IPA(独立行政法人情報処理推進機構)技術本部セキュリティセンターは1日、サービス事業者非公認のスマートフォンアプリ(以下、非公認アプリ)に対し注意を促している。過去には、非公認アプリを使用したユーザーが、IDとパスワード情報を第三者に窃取された事件が発生していたという。
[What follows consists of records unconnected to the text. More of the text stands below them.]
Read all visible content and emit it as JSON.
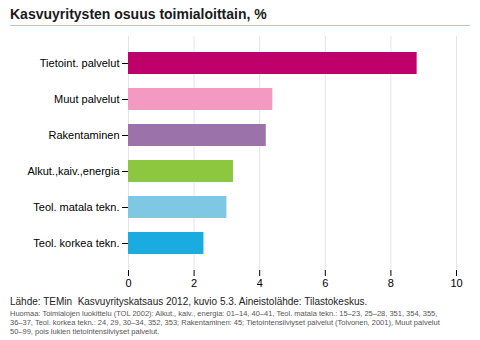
{
  "chart_data": {
    "type": "bar",
    "orientation": "horizontal",
    "title": "Kasvuyritysten osuus toimialoittain, %",
    "categories": [
      "Teol. korkea tekn.",
      "Teol. matala tekn.",
      "Alkut.,kaiv.,energia",
      "Rakentaminen",
      "Muut palvelut",
      "Tietoint. palvelut"
    ],
    "values": [
      2.3,
      3.0,
      3.2,
      4.2,
      4.4,
      8.8
    ],
    "colors": [
      "#1aace0",
      "#7ec8e3",
      "#8dc63f",
      "#9b72a9",
      "#f49ac2",
      "#c0006a"
    ],
    "xlim": [
      0,
      10
    ],
    "xticks": [
      0,
      2,
      4,
      6,
      8,
      10
    ],
    "grid": true,
    "annotations": [
      "Lähde: TEMin  Kasvuyrityskatsaus 2012, kuvio 5.3. Aineistolähde: Tilastokeskus.",
      "Huomaa: Toimialojen luokittelu (TOL 2002): Alkut., kaiv., energia: 01–14, 40–41, Teol. matala tekn.: 15–23, 25–28, 351, 354, 355,\n36–37, Teol. korkea tekn.: 24, 29, 30–34, 352, 353; Rakentaminen: 45; Tietointensiiviyset palvelut (Toivonen, 2001), Muut palvelut\n50–99, pois lukien tietointensiiviyset palvelut."
    ]
  }
}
「非公認アプリ」とは、サービス事業者や企業非公認のスマートフォンアプリで、非公認とは気づかずにダウンロードしたユーザーもいたという。2014年8月には、App Store上でゲームアプリを公開していた作者が、そのアプリの所有権を不正に奪われてしまうという事件が発生している。同事件は、被害者が「非公認アプリ」を使用していたため、IDとパスワード情報を第三者に窃取されたことが原因とみられている。

ゲームアプリの権利が奪われる事件の概要

こうした事件の背景には、「公認アプリ」の仕組みにも問題点があるとIPAは指摘している。「公認アプリ」は、アイコンをタップするだけで企業の公式サイトにアクセスできる。ブラウザからアクセスした場合には、アドレスバーの情報から不正なサイトへの接続に気付くことができるが、アプリからのアクセスでは、アドレスバーの表示がなく、不正なサイトに接続した場合でも、気付くことができないため危険だと解説している。

スマートフォンで企業の公式サイトにアクセスする方法

また、アプリによっては、IDやパスワードを事前に登録することで都度の入力が不要となるものもあり、気付かずに「非公認アプリ」を利用した場合、IDやパスワード情報を第三者に窃取される可能性があるとしている。

不正な非公認アプリによる情報窃取の例

IPAでは、被害に遭わないための心がけとして、サービス事業者公認のアプリを利用することを推奨している。ただし、すべての「非公認アプリ」が問題ではないとし、IDやパスワード情報が不要で利用できるアプリは、注意喚起の対象外としている。